For Christmas, I gave Jenny a family portrait drawn by one of my favorite artists. His name is Bump Galletta and I absolutely love his illustrations. (You should check out his work!)

In addition to the portrait, he created a video documenting the process.

What’s interesting is that the video, shown in fast forward, only takes about 4 minutes to watch.

It’s tempting to watch that video and get confused into thinking that it only took 4 minutes to make.

Deep down we know we’re watching something in fast forward, but there’s a part of us that hopes expertise will come that quickly.

We want our art to take 4 minutes. Not 4 hours.

We want fast forward skills, instant expertise and overnight success.

We see the quick video and mistakenly believe the skills were acquired quickly.

Part of the reason we do this is because we live in an age of instant experts. Someone does something reasonably well for a week online and then sells a product teaching you how to do it. Promotion makes you look like an expert. Practice actually makes you one.

This creates a false expectation and real pressure that perhaps your road will be short too. That expertise is easy or fast. But it’s not.

Ask Bump Galletta.

This 4 minute video took him 4 hours to draw. More than that, learning how to draw took him a lot longer than 4 years to learn.

One of the key elements I talk about in Do Over is developing your skills. Why? Because they take time and we all need encouragement along the way to keep drawing.

Don’t feel pressure or shame if you can’t make an amazing 4 minute video yet. Stack up the hours into days. And then the days into weeks and then, months and eventually years.

That’s the best (and really only) way to get amazing skills, the kind real experts always have.

  • Laura Galuppi
    Posted at 08:36h, 26 January Reply

    Love the sketch…but why no noses?

  • clint
    Posted at 14:48h, 26 January Reply

    I checked out his website and he does great work, but why does he hate noses so much?

  • David Mike
    Posted at 18:13h, 26 January Reply

    10,000 hrs!

  • Al Men
    Posted at 18:45h, 26 January Reply

    Great video!

  • Nathana Clay
    Posted at 10:51h, 27 January Reply

    Thank you for sharing! Your perspective often encourages me to go on hustling and chasing my dream. Some days I fall so easily into the comparison trap. With where I am at currently, I feel like I need much more practice, and less emphasis on promotion. I am looking forward to reading “Do Over”!

  • Blake Thompson
    Posted at 16:09h, 27 January Reply

    I wondered the same thing about noses. I thought, “I guess he’s going to add those last…” But he never did!

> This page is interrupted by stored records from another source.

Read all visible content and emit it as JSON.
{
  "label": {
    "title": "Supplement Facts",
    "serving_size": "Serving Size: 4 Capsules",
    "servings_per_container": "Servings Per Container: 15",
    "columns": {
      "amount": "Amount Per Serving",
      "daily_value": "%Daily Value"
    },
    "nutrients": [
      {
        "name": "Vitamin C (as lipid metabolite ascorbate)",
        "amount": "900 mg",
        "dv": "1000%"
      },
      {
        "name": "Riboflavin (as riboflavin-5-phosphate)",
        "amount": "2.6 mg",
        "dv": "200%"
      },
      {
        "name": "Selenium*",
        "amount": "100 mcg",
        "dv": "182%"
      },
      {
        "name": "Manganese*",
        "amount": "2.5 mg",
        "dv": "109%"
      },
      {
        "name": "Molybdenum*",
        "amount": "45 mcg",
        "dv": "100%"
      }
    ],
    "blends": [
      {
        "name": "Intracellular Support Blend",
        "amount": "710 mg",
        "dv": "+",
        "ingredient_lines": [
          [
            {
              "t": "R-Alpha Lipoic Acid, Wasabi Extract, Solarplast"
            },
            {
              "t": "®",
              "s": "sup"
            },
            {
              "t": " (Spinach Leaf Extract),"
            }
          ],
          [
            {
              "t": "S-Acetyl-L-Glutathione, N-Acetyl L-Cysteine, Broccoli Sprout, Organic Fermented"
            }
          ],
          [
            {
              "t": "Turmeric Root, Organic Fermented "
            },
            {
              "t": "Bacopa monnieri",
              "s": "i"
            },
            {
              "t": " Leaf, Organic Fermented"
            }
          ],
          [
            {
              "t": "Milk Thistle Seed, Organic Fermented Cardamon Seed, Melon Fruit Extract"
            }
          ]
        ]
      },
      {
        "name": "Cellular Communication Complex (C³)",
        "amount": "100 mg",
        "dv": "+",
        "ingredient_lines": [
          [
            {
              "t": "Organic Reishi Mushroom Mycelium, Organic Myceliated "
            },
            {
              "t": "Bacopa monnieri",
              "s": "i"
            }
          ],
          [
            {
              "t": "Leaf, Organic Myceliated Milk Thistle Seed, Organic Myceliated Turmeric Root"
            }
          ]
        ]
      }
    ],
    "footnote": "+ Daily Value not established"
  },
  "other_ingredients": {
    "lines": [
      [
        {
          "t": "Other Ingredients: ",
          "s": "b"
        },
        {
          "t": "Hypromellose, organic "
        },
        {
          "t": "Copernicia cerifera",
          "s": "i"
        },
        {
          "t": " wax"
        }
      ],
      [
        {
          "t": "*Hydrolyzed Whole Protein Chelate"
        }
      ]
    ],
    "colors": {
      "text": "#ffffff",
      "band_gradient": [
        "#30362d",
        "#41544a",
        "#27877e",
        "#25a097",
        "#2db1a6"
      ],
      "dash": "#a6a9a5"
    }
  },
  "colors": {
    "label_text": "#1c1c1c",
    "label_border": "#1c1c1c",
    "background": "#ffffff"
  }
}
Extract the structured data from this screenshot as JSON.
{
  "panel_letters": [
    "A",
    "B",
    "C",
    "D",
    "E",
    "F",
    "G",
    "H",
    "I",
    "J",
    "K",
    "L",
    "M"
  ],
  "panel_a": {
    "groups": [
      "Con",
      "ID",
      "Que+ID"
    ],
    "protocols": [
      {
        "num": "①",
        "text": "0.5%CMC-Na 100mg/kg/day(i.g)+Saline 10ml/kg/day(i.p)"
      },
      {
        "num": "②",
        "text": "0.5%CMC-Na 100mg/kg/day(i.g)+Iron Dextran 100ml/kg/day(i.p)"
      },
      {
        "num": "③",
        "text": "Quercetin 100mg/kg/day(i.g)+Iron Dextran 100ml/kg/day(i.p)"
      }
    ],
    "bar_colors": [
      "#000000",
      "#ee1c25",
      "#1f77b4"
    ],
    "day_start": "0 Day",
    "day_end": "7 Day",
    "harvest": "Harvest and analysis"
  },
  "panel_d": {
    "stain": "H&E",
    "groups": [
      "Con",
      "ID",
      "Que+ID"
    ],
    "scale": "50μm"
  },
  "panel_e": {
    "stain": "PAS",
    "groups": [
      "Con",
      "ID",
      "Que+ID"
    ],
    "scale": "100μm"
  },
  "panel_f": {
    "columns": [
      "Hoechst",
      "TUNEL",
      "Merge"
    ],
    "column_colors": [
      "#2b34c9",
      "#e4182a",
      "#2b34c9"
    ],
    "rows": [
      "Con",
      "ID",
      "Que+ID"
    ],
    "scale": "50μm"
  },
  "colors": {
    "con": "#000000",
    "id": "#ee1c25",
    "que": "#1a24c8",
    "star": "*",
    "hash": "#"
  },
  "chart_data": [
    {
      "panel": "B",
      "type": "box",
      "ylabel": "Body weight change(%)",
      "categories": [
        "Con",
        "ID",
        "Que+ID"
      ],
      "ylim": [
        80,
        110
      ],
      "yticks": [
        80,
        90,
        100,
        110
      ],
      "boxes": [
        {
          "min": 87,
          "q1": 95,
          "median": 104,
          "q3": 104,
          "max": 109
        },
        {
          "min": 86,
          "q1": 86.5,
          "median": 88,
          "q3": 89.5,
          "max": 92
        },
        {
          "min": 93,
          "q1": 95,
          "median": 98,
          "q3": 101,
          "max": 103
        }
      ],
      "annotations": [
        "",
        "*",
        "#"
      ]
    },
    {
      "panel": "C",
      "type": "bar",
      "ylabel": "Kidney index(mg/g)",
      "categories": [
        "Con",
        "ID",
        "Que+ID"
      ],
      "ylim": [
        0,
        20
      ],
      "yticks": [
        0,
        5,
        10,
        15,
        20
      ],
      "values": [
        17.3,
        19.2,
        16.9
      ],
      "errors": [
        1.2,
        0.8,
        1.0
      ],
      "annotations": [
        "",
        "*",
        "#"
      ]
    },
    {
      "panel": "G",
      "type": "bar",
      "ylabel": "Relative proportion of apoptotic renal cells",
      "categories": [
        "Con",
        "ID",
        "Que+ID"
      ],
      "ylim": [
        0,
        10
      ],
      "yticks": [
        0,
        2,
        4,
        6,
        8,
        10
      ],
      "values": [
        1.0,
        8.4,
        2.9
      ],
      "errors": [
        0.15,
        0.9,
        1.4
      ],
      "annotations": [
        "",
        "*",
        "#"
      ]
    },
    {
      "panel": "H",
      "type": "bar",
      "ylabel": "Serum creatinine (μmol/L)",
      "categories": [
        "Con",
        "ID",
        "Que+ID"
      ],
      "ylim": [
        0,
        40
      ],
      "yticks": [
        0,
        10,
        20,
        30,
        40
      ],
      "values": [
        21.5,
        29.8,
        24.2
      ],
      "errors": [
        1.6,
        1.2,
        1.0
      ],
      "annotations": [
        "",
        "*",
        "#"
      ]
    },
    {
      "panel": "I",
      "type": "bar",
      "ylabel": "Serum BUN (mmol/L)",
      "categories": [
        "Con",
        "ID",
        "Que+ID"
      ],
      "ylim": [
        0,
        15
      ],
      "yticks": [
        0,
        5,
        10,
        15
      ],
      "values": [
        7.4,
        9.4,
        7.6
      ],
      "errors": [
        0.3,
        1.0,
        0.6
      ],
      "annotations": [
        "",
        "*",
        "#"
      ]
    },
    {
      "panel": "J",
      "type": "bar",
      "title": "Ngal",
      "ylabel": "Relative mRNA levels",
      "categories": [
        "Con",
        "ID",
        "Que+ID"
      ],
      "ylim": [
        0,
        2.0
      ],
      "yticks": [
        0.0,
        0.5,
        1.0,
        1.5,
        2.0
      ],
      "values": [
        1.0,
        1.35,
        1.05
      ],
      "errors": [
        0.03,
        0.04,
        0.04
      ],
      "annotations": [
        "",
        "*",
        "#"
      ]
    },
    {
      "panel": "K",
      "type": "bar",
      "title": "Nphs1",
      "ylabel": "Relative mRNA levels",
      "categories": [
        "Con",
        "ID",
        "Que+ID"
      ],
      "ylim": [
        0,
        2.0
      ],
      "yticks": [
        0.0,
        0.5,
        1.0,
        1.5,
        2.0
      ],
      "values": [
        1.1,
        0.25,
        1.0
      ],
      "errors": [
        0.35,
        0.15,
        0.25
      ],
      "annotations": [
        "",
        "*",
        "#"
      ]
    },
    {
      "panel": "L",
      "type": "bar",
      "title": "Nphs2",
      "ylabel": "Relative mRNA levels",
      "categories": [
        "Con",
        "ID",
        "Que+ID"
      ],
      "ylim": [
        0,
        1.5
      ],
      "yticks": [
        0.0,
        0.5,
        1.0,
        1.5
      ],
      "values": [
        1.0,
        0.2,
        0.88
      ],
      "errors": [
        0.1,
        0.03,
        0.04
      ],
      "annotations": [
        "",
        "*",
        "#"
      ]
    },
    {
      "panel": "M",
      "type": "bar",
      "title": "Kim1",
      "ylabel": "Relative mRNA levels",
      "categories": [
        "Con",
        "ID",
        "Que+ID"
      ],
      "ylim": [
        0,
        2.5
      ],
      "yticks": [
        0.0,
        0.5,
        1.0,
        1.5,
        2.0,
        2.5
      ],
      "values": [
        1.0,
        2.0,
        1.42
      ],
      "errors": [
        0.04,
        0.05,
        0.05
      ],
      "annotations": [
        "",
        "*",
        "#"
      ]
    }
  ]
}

    Great work even though.

  • Peter Gowesky
    Posted at 09:01h, 28 January Reply

    This is so encouraging. It fits right in with what I’ve been thinking about this year… This year I have decided to take more risks to be more courageous and chase my dreams. The funny thing is that somewhere along the way, I have bought into the lie that I should be just as good as the experts… Truth is I may be, but just as you said, it comes with time and with practice.

    Thanks for the encouragement not to give up on my dreams!

  • Chris Shumate
    Posted at 07:30h, 30 January Reply

    Jon – I enjoyed what he did for you so much that I ordered one from him. I’m giving it to my wife for Valentine’s Day. Since she follows me on Instagram and Facebook, I haven’t posted it there yet. But since she doesn’t read blog I will post it here. I am very happy with his work. Check out the video he did for us. I love how he documented the process. It makes it that much more special to me.

  • Scott Beebe
    Posted at 14:44h, 02 February Reply

    This was a mini-breakthrough for me taking the plunge into the world of creating things. The bright gloss must be weighed against reality. What I have found is people tend to appreciate the relief of un-produced piece as much as they feel skeptical of an over-produced piece.